Source: Aviation International News AINalerts, 23 Apr 2013 (AINonline.com)

 
FAA Changes Alternate Airport GPS Policy

A change in FAA policy that allows the use of GPS approaches at alternate airports should be welcome news for pilots. "Operators are now permitted to file a flight plan for a GPS approach at either the destination or an alternate, but not both," according to NBAA. The new policy took effect on April 4. Previously pilots could fly GPS approaches only at the destination airport. "Allowing operators to plan for GPS approaches at alternate airports provides more flexibility and will help alleviate delays," according to NBAA, which notes that the change is especially important in the context of looming sequestration cuts.
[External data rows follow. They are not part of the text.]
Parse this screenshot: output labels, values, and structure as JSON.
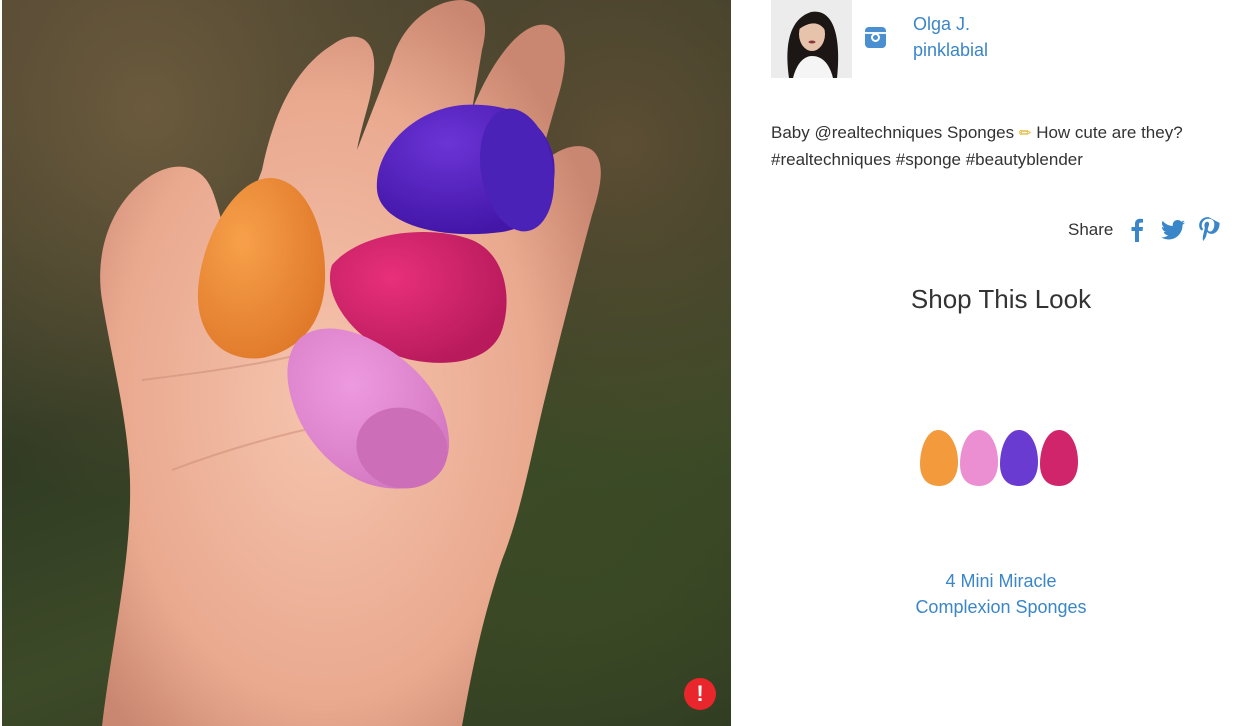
{
  "user": {
    "name": "Olga J.",
    "handle": "pinklabial"
  },
  "post": {
    "caption_part1": "Baby @realtechniques Sponges",
    "caption_part2": "How cute are they? #realtechniques #sponge #beautyblender"
  },
  "share": {
    "label": "Share",
    "icons": [
      "facebook-icon",
      "twitter-icon",
      "pinterest-icon"
    ]
  },
  "shop": {
    "title": "Shop This Look",
    "product_name_line1": "4 Mini Miracle",
    "product_name_line2": "Complexion Sponges"
  },
  "report_button": {
    "glyph": "!"
  },
  "colors": {
    "link": "#3b86c8",
    "report": "#e8262b",
    "sponge_orange": "#f39a3d",
    "sponge_pink": "#ec8fd2",
    "sponge_purple": "#6a3bd0",
    "sponge_magenta": "#d0246b"
  }
}
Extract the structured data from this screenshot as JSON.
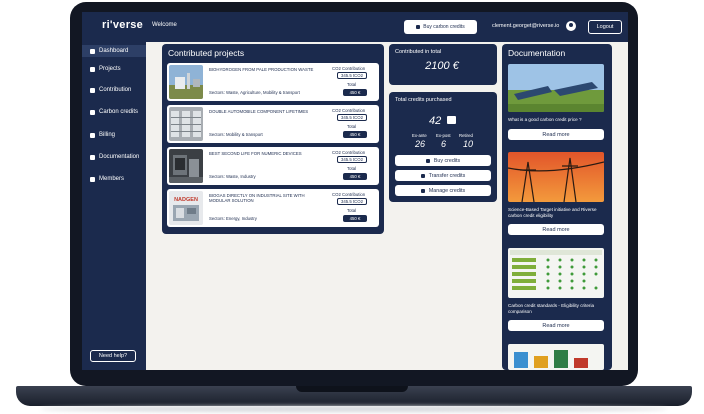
{
  "app": {
    "logo": "ri'verse",
    "welcome": "Welcome",
    "buy_button": "Buy carbon credits",
    "user_email": "clement.georget@riverse.io",
    "logout": "Logout"
  },
  "sidebar": {
    "items": [
      {
        "label": "Dashboard",
        "icon": "grid-icon"
      },
      {
        "label": "Projects",
        "icon": "document-icon"
      },
      {
        "label": "Contribution",
        "icon": "chart-icon"
      },
      {
        "label": "Carbon credits",
        "icon": "leaf-icon"
      },
      {
        "label": "Billing",
        "icon": "receipt-icon"
      },
      {
        "label": "Documentation",
        "icon": "book-icon"
      },
      {
        "label": "Members",
        "icon": "user-icon"
      }
    ],
    "help": "Need help?"
  },
  "projects": {
    "title": "Contributed projects",
    "co2_label": "CO2 Contribution",
    "total_label": "Total",
    "items": [
      {
        "name": "BIOHYDROGEN FROM PALE PRODUCTION WASTE",
        "sector": "Sectors: Waste, Agriculture, Mobility & transport",
        "co2": "345.5 tCO2",
        "total": "450 €",
        "thumb": "solar"
      },
      {
        "name": "DOUBLE AUTOMOBILE COMPONENT LIFETIMES",
        "sector": "Sectors: Mobility & transport",
        "co2": "345.5 tCO2",
        "total": "450 €",
        "thumb": "panels"
      },
      {
        "name": "BEST SECOND LIFE FOR NUMERIC DEVICES",
        "sector": "Sectors: Waste, Industry",
        "co2": "345.5 tCO2",
        "total": "450 €",
        "thumb": "devices"
      },
      {
        "name": "BIOGAS DIRECTLY ON INDUSTRIAL SITE WITH MODULAR SOLUTION",
        "sector": "Sectors: Energy, Industry",
        "co2": "345.5 tCO2",
        "total": "450 €",
        "thumb": "nadgen",
        "thumb_text": "NADGEN"
      }
    ]
  },
  "contributed": {
    "title": "Contributed in total",
    "value": "2100 €"
  },
  "credits": {
    "title": "Total credits purchased",
    "total": "42",
    "stats": [
      {
        "label": "Ex-ante",
        "value": "26"
      },
      {
        "label": "Ex-post",
        "value": "6"
      },
      {
        "label": "Retired",
        "value": "10"
      }
    ],
    "actions": [
      "Buy credits",
      "Transfer credits",
      "Manage credits"
    ]
  },
  "documentation": {
    "title": "Documentation",
    "read_more": "Read more",
    "items": [
      {
        "title": "What is a good carbon credit price ?"
      },
      {
        "title": "Science-Based Target initiative and Riverse carbon credit eligibility"
      },
      {
        "title": "Carbon credit standards - Eligibility criteria comparison"
      }
    ]
  }
}
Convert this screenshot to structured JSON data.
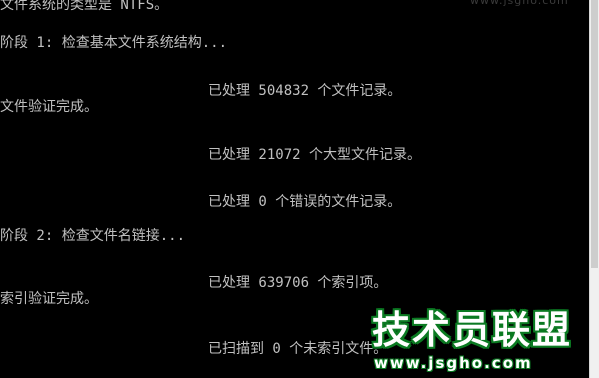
{
  "console": {
    "lines": [
      "文件系统的类型是 NTFS。",
      "阶段 1: 检查基本文件系统结构...",
      "已处理 504832 个文件记录。",
      "文件验证完成。",
      "已处理 21072 个大型文件记录。",
      "已处理 0 个错误的文件记录。",
      "阶段 2: 检查文件名链接...",
      "已处理 639706 个索引项。",
      "索引验证完成。",
      "已扫描到 0 个未索引文件。"
    ]
  },
  "watermark": {
    "title": "技术员联盟",
    "url": "www.jsgho.com",
    "top_text": "www.jsgho.com"
  },
  "colors": {
    "background": "#000000",
    "text": "#c0c0c0",
    "watermark_green": "#0b7a22"
  }
}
The policy change, according to the FAA, is based "on research that demonstrated a satisfactorily low probability of a missed approach or diversion and an even more remote probability concerning loss of navigation." To take advantage of the new policy, aircraft must have GPS-based nav systems with fault detection and exclusion capability; pilots must perform a Raim prediction for the airport with the GPS approach and have the required knowledge and training; and the conventional approach at either the destination or alternate must be flyable without GPS.